S. Apreleva and A. Cantarero. Predicting the location of users on Twitter from low density graphs. 2015 IEEE International Conference on Big Data, pp. 976-983, 2015. Link. ResearchGate.

Multigrid Methods

Contributors: Yongning Zhu, Yuting Wang, Jeffrey Hellrung, Eftychios Sifaks, Joseph Teran

In graduate school, one area of research I worked on was Multigrid Methods. These are a class of numerical methods for effectively solving differential equations.

My research group was particularly interested in improving the computational performance and accuracy for linear elasticity equations, used to simulate deformable objects. We used these techniques in both scientific and computer graphics simulations. Details of our exact research are below.

We were looking for methods for efficiently solving the equations of linear elasticity in the near incompressible limit. Special care must be taken to ensure that multigrid methods maintain their convergence properties in that limit. Additionaly, we were interested in how handle irregular domains with geometric multigrid methods to produce fast and efficient solvers. We handle this by embedding the domain in a regular cartesian grid.

Example of embedding a complex domain in a regular grid and the resulting deformation:

Y. Zhu, Y. Wang, J. Hellrung, A. Cantarero, E. Sifakis, and J. Teran. A second-order virtual node algorithm for nearly incompressible linear elasticity in irregular domains. Journal of Computational Physics 231 (2012), pp. 7092-7117. Link. ResearchGate.

Elliptic Inverse Problems

Contributors: Jan Hegemann, Casey Richardson, Joseph Teran, Thomas Goldstein, Alejandro Cantarero

The core of my dissertation work was on Elliptic Inverse Problems. The work was a first step in a long term research project of our group to try and build surgical simulation software that could be tailored to an individual's biology.

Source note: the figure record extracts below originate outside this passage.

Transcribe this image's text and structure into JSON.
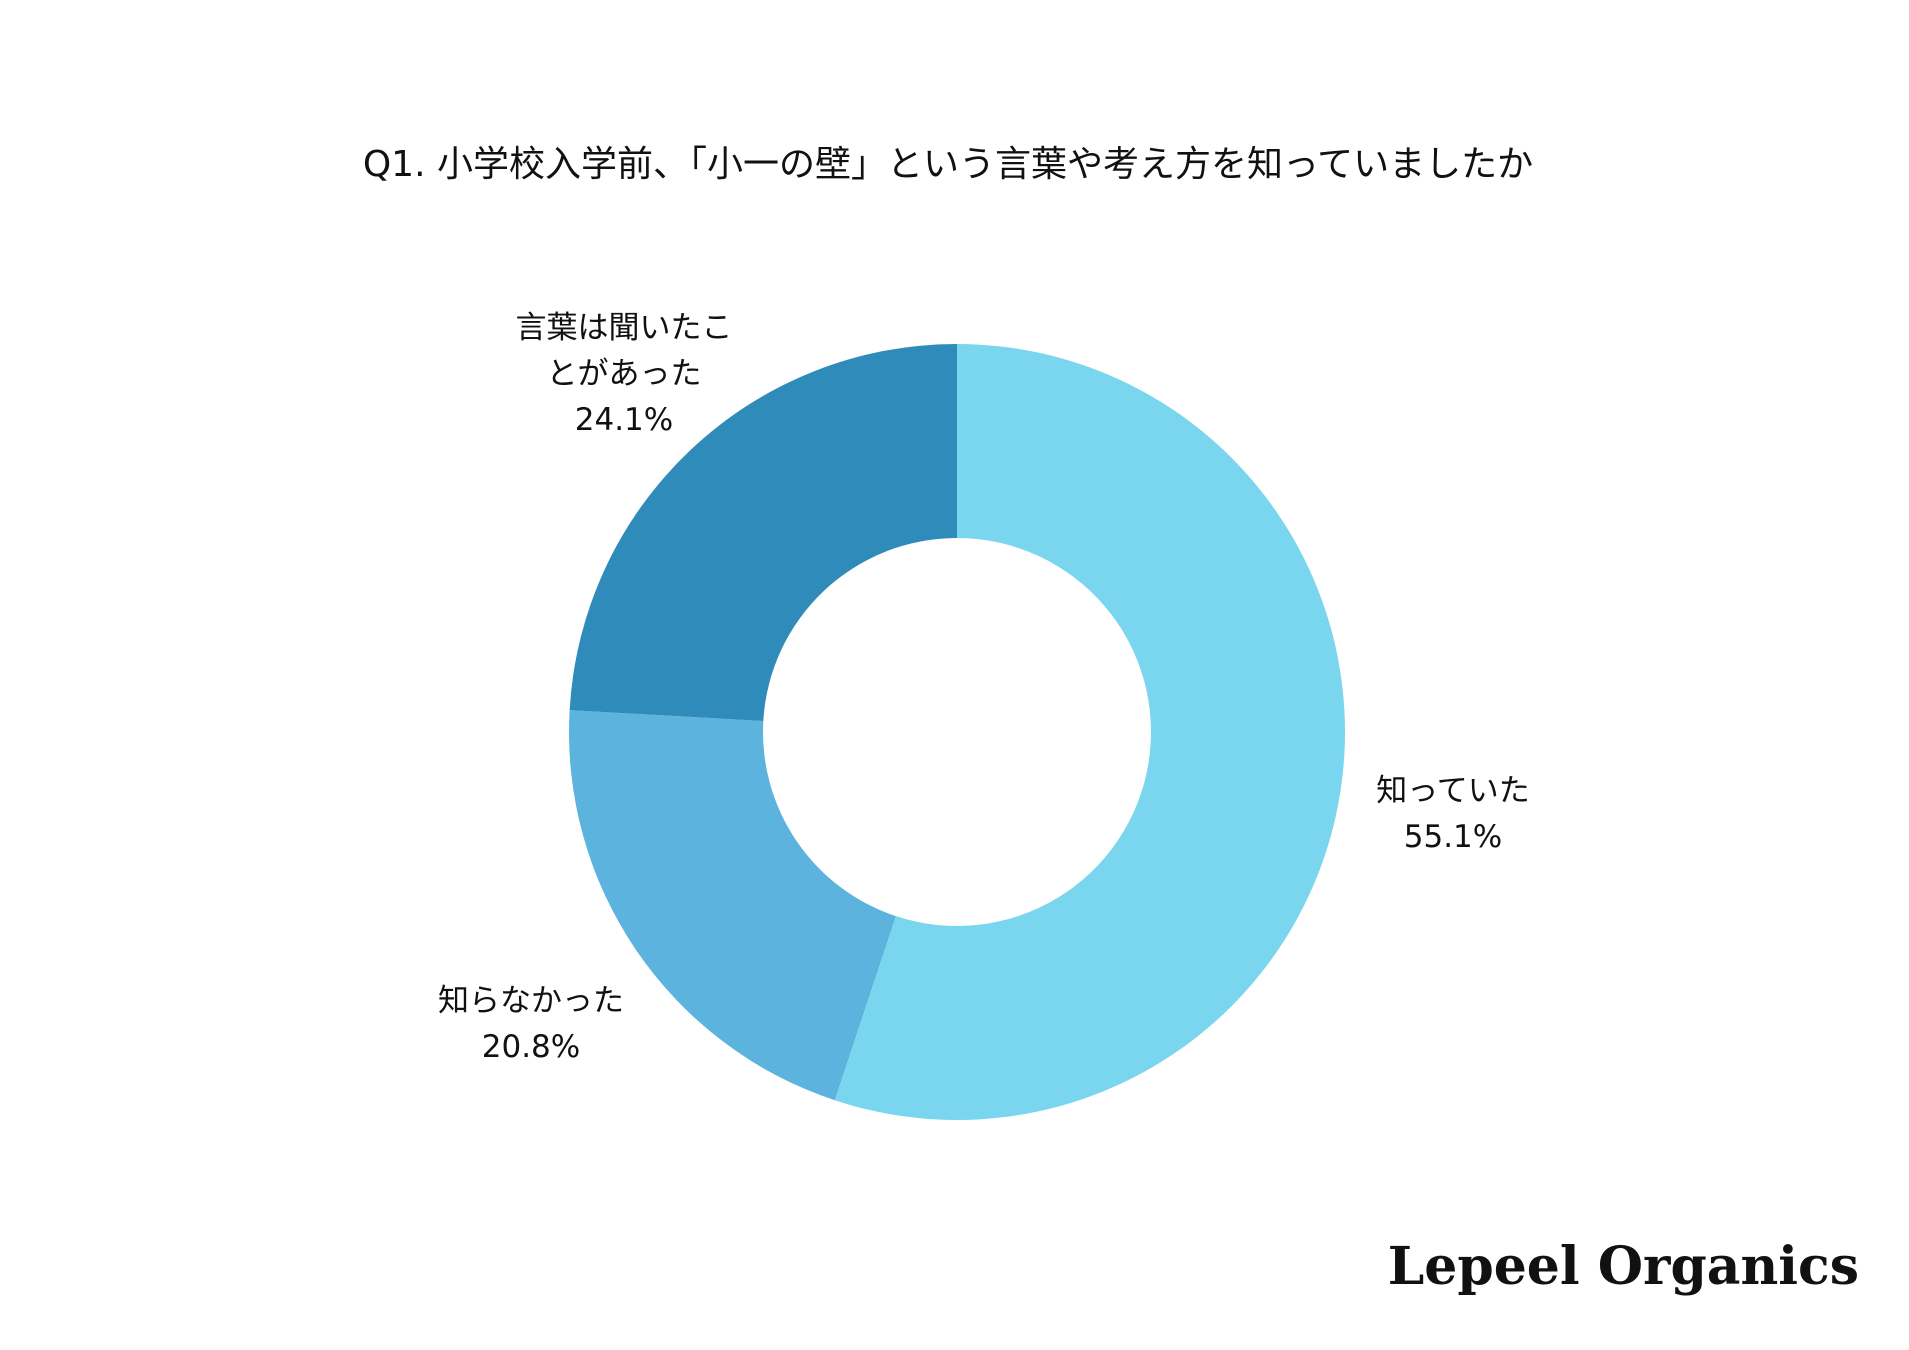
{
  "chart_data": {
    "type": "pie",
    "donut": true,
    "title": "Q1. 小学校入学前、「小一の壁」という言葉や考え方を知っていましたか",
    "slices": [
      {
        "label": "知っていた",
        "value": 55.1,
        "value_label": "55.1%",
        "color": "#7AD6EE"
      },
      {
        "label": "知らなかった",
        "value": 20.8,
        "value_label": "20.8%",
        "color": "#5CB3DE"
      },
      {
        "label": "言葉は聞いたことがあった",
        "label_lines": [
          "言葉は聞いたこ",
          "とがあった"
        ],
        "value": 24.1,
        "value_label": "24.1%",
        "color": "#2E8BBA"
      }
    ],
    "start": "top",
    "direction": "clockwise"
  },
  "brand": {
    "logo_text": "Lepeel Organics"
  }
}
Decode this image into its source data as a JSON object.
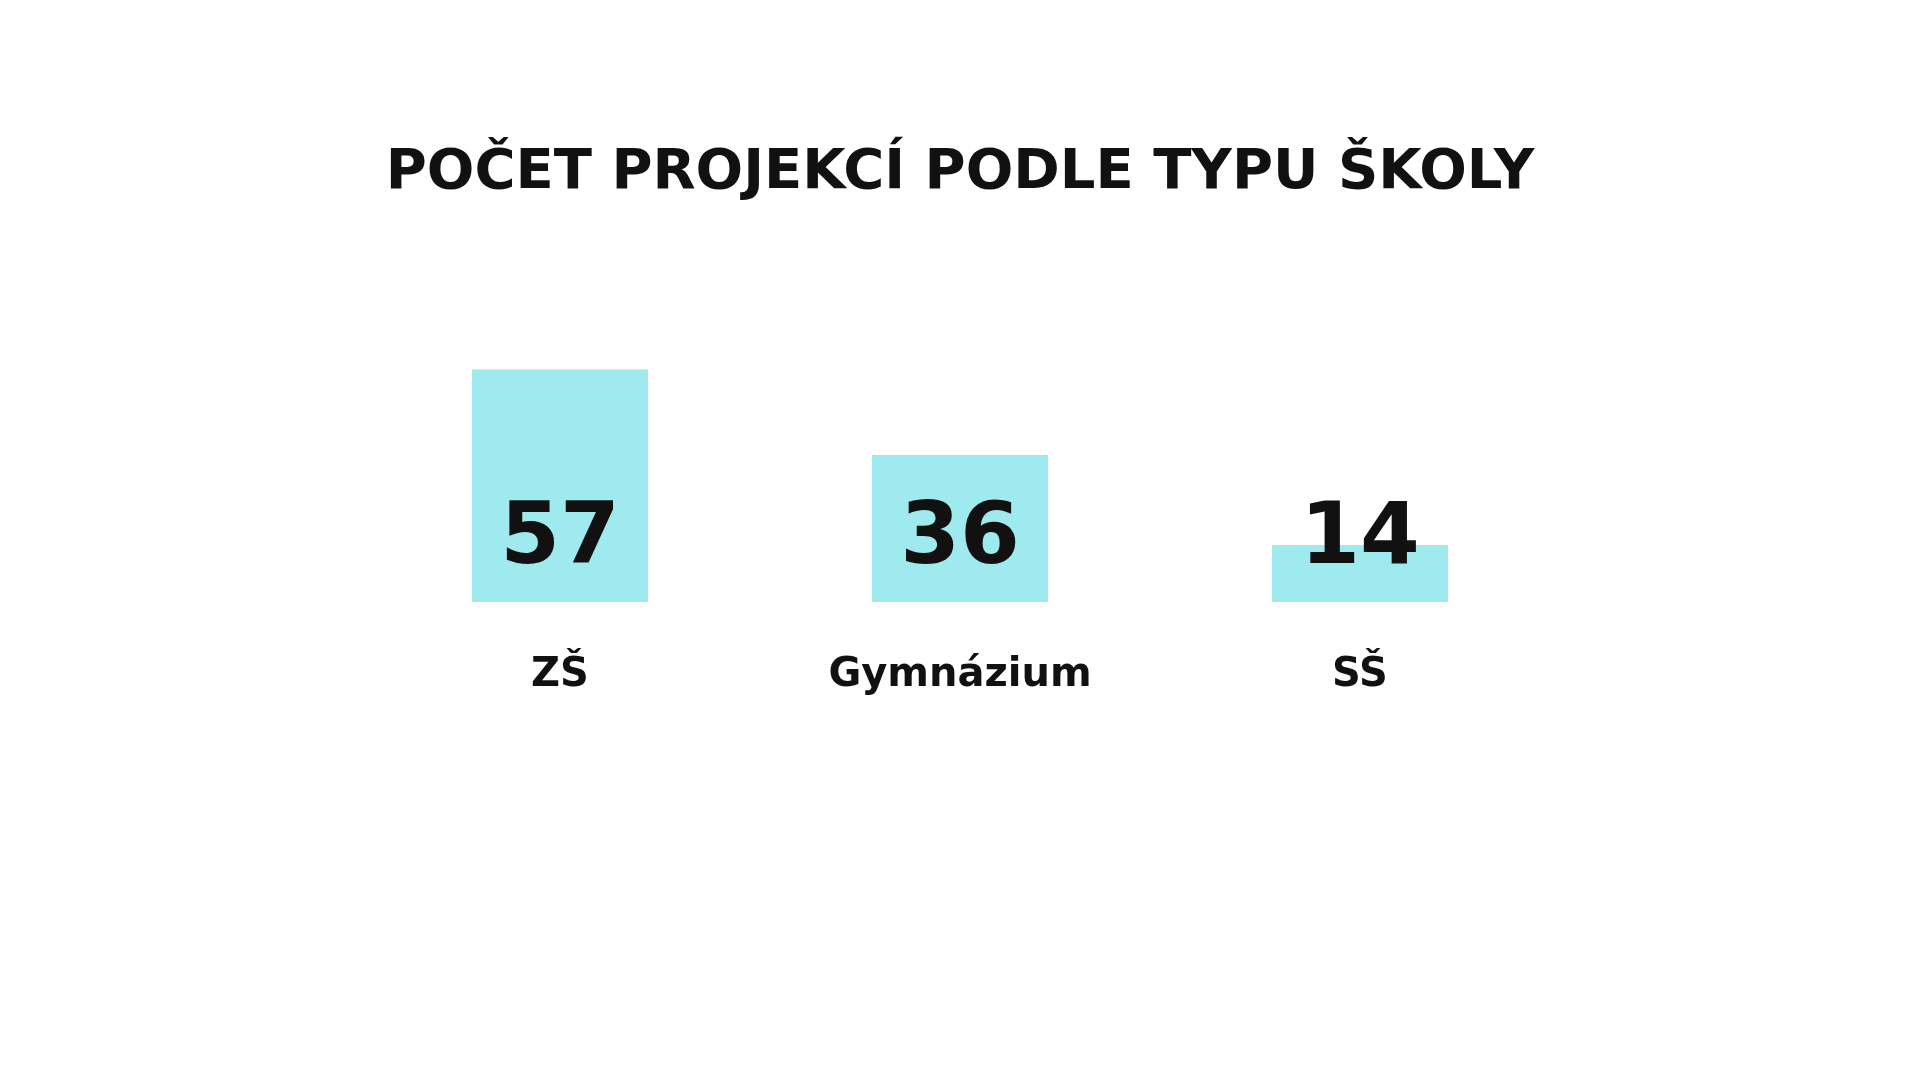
{
  "chart_data": {
    "type": "bar",
    "title": "POČET PROJEKCÍ PODLE TYPU ŠKOLY",
    "categories": [
      "ZŠ",
      "Gymnázium",
      "SŠ"
    ],
    "values": [
      57,
      36,
      14
    ],
    "color": "#9eeaee",
    "data_labels": true,
    "grid": false,
    "legend": false
  }
}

The specific problem we studied was as follows: we are given data that were generated by an elliptic PDE that has piecewise constant coefficients. Given these data, we attempt to recover both the interface between the regions as well as the coefficients in each region. We looked at specific examples coming from Poisson's equation and linear elasticity.

Below, we show an example of our results of trying to recover the boundary between the two materials, which is made up of three distinct shapes. We start with an initial guess on the left of 9 circles. As the algorithm runs, we see it start to change shape until it finds good approximations of the different material regions on the right.

In the process of recovering the interface, we also find the parameters that define the two different materials.

J. Hegemann, A. Cantarero, C. Richardson, and J. Teran. An Explicit Update Scheme for Inverse Parameter and Interface Estimation of Piecewise Constant, Discontinuous Coefficients in Linear Elliptic PDEs. SIAM Journal on Scientific Computing, 35(2), A1098-A1119, 2013. ResearchGate.

We also developed a second, extremely fast approach to this problem, allowing us to solve at higher resolutions and with more complex geometry. The basic idea is to build functions that are approximately equal to the unknown coefficients and then recover the regions and coefficient values using a piecewise constant segmentation method. Examples of recovered shapes in 2d and 3d are shown below. Note the complexity of the shapes compared to what was produced above.

A. Cantarero and T. Goldstein. A fast method for interface and parameter estimation in linear elliptic pdes with piecewise constant coefficients. CAM Report 11-77, 2011. Link.